Inland Revenue Dept. concerned over Govt. decision to defer SVAT abolition by a yearView(s):
- But business bodies and exporter outfits welcome move
The Inland Revenue Department (IRD) has expressed concerns over the Government’s decision to defer the abolition of the Simplified Value-Added Tax (SVAT) by a year claiming that it would have an impact on revenue collection.
A senior IRD official said exporters had raised objections on the removal of the system by January 2024 on the grounds that a proper value-added tax repayment mechanism was not in place.
However, he said that the Department was in a position to implement a proper system for refunds, and could have implemented it by the original target date of January 2024, instead of postponing it to January 2025.
Treasury sources said the IRD had called for a discussion and there was no clarity on the VAT refund system, and therefore it was decided to postpone the withdrawal of SVAT.
With the Cabinet approving a memorandum to defer the removal of the SVAT scheme through a proposed amendment to VAT law this week, business bodies and exporter outfits welcomed the move saying that it was a lifeline to the industries, considering current challenges of declining exports.
“The deferment comes at a critical time for the exporters who have been grappling with declining exports and therefore risk of cash flow disruption if SVAT was removed without a viable refund system being in place,” the Joint Apparel Association Forum (JAAF), one of the leading exporter’s outfit, said.
Earlier, a draft bill was published following Cabinet approval to revise Value Added Tax (VAT) including the repeal of the SVAT with effect from January 1 next year.
Following representations made by relevant parties on “drastic issues that may erupt in finance flow in relation to individuals, especially exporters, who have been registered under the current SVAT scheme,” a fresh Cabinet memorandum was submitted on Monday by President Ranil Wickremesinghe in his capacity as Minister of Finance, Economic Stabilisation and National policies, to defer the date for implementation of the scheme till April 2025, according to the Cabinet decisions summary released by the Department of Government Information.

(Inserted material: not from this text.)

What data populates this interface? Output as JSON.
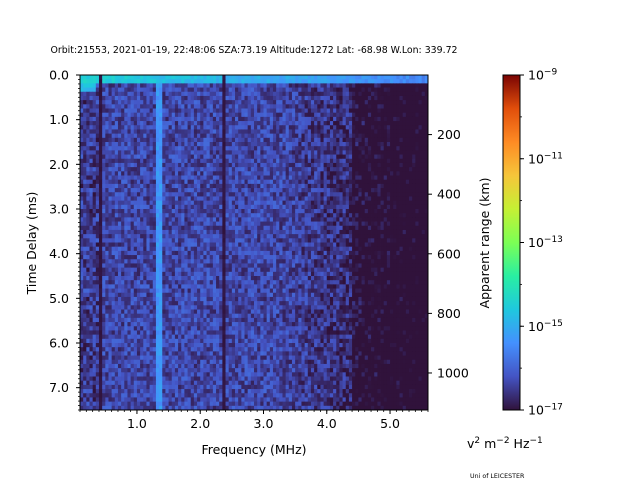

The Sunday Times on September 3 reported that exporters must pay VAT upfront with the repeal of the SVAT.
The JAFF pointed out that even though the current law stipulates a 45-day refund, “a historical review will show that this has not been the case, and exporters have refunds due for well over 12 months.”

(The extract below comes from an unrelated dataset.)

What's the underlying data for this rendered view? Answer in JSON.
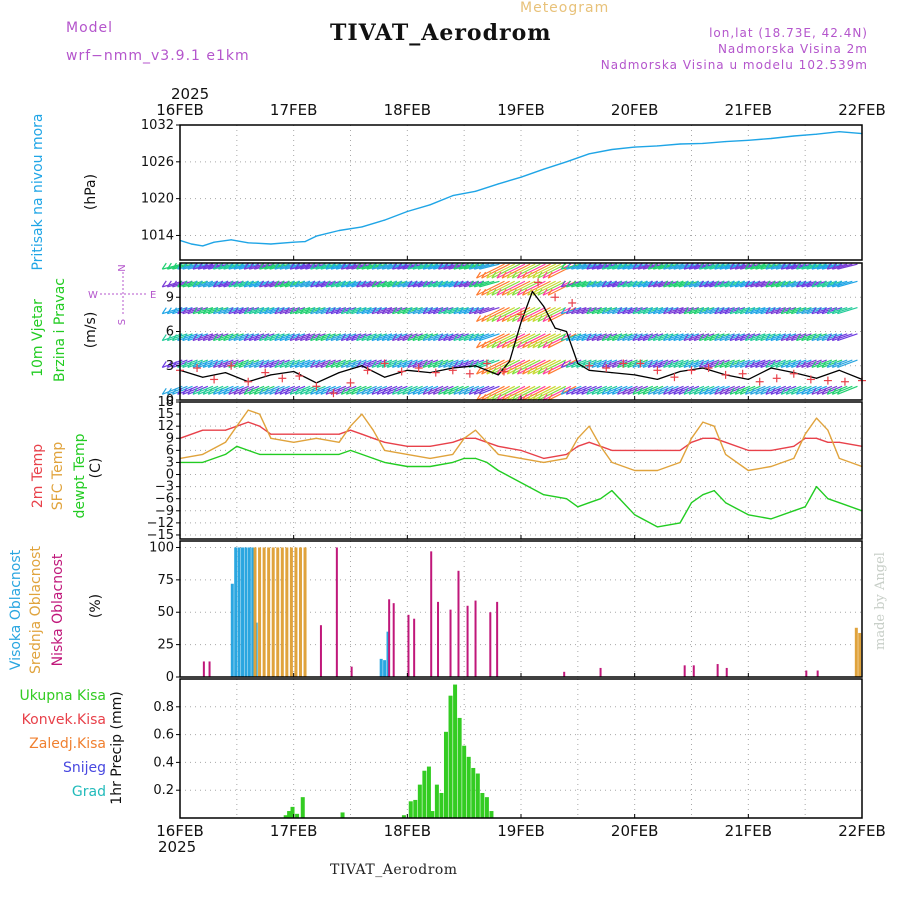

The negative impact on the cash flow of the exporters due to delays will be a severe burden in the already weak market environment, the collective body of apparel exporters said.
The current refund system is simply not working, and this is clearly evident through the value of refunds still pending in the system. Therefore, an efficient refund system is needed that is transparent and digitally based, with minimal human intervention. In fact, the GOSL’s commitment to the IMF is just that; “to significantly speed up valid VAT refunds and abolish the SVAT system.” It is imperative that a properly functioning refund system is put in place, before the phase-out of SVAT, the JAFF said.
The JAFF also stressed that nearly a hundred per cent of apparel export proceeds are remitted into the country within 180 days as highlighted by the Central Bank of Sri Lanka (CBSL) and the Governor recently.
Welcoming the SVAT repeal deferment, the Ceylon Chamber of Commerce also noted that this postponement allows businesses and individuals, particularly exporters, ample time to adjust operations to adapt to the impending changes.
“It also affords the government the necessary space to establish a strong tax repayment mechanism,” the collective economic body said while stressing that these efforts would ensure a smoother transition and mitigate the risk of financial instability, thereby aiding in the country’s overall economic well-being.